Verglichen zur herkömmlichen Kartoffel enthält sie mehr Stärke, mehr Ballaststoffe und drei Mal so viel Zucker, dennoch lässt sie den Blutzuckerspiegel nur sehr langsam steigen. Außerdem ist sie viel reicher an Mineralstoffen und Vitaminen und die orangene Farbe weist auf den hohen Gehalt von Betacarotin.

Einen entscheidenden Vorteil bringt die Tatsache, dass die Süßkartoffel viel schneller gar ist: Im Ofen sind ganze Knollen je nach Größe in ca. 40 - 60 Minuten gar, dick geschnittene Scheiben brauchen in der Pfanne maximal 10 - 20 Minuten. Dünne Scheiben können sogar im Toaster gegart werden. Somit sind die süßen Knollen eine ideale Zutat für die schnelle Küche. Zur zarten, nussigen Süße des organgenen Fruchtfleisches passen hervorragend die Schärfe von Chili und Ingwer und die fruchtige Note von Zitronen- oder Limettenschale.

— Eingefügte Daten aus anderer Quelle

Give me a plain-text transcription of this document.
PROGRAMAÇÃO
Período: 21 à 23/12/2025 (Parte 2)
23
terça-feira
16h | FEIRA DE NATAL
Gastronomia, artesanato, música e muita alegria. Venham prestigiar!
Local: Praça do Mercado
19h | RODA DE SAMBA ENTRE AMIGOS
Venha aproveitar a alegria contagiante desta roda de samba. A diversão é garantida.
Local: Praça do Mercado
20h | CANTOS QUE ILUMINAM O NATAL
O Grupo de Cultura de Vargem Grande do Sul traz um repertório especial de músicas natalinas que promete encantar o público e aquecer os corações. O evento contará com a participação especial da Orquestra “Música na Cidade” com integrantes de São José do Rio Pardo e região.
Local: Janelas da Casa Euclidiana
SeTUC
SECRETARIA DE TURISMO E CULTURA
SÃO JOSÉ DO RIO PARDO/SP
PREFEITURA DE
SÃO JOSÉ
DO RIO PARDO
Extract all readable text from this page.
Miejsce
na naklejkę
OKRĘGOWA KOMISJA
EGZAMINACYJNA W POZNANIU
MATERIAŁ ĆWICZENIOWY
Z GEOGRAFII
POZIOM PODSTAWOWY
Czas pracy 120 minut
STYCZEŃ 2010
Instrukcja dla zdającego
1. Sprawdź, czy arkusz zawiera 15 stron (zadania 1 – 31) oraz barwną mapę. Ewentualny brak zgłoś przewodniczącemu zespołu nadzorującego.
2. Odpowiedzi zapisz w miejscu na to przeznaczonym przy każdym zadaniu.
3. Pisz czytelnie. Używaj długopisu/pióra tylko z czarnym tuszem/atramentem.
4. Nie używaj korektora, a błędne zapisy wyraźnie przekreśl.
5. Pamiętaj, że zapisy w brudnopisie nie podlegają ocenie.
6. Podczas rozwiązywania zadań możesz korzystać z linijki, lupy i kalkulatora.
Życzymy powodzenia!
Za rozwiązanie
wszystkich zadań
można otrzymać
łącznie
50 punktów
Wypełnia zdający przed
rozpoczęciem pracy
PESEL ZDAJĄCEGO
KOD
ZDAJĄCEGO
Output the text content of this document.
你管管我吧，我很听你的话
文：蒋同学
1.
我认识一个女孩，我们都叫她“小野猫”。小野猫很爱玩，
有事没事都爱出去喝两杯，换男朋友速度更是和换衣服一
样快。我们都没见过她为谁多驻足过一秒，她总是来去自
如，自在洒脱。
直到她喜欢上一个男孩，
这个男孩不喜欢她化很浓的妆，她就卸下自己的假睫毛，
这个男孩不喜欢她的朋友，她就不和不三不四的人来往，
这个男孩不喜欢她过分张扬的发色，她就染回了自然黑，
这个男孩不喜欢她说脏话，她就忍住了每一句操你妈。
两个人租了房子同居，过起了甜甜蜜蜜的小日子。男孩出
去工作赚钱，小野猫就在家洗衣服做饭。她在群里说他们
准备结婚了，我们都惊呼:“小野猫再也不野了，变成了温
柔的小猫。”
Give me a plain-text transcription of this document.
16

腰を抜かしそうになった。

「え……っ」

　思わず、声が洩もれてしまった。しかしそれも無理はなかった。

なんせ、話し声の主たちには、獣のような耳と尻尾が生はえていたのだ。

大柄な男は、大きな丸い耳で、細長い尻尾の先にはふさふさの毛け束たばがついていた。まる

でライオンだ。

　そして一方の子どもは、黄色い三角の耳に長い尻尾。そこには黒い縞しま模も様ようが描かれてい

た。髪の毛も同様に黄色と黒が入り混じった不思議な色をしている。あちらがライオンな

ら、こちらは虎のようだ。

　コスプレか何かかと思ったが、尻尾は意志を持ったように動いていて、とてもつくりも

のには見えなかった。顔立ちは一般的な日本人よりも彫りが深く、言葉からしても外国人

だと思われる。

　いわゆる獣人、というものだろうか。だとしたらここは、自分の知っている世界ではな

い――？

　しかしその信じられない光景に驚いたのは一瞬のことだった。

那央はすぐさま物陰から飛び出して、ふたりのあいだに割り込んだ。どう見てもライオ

Vielfältig und schnell fertig

Mit Olivenöl bestrichen und mit Chiliflocke und Rosmarin bestreut, sind im Ofen gebackene Ecken eine gute Ergänzung für Salate und Bowls - zum Beispiel zusammen mit gebratenen Austernpilzen und gegrilltem Käse. Ein aromatisiertes Süßkartoffelpüree eignet sich für Beilagen und Füllungen aller Art - von Wan Tan bis zu gebackenen Filoteig-Ecken und Süßkartoffel-Tarte. In der koreanischen Küche sind Süßkartoffeln die Zutat für beliebte Glasnudeln, in Japan für die Süßspeise Imo Yokan.

Auch bei uns werden Süßkartoffeln immer mehr auch als Zutat für Desserts verwendet, wenn es darum geht, Zucker mit der natürlichen Süße von Obst und Gemüse zu ersetzen, wie im Neuköllner Zwei-Sterne-Restaurant "Coda", das ausschließlich Desserts anbietet. Hier trifft die Süßkartoffel gelegentlich auch auf Shiitakepilze oder ist Grundlage für ein Küchlein, das statt mit Butter mit Rindermark gebacken wurde: Avantgardistische Kreationen, die wir zunächst den Fortgeschrittenen überlassen sollten.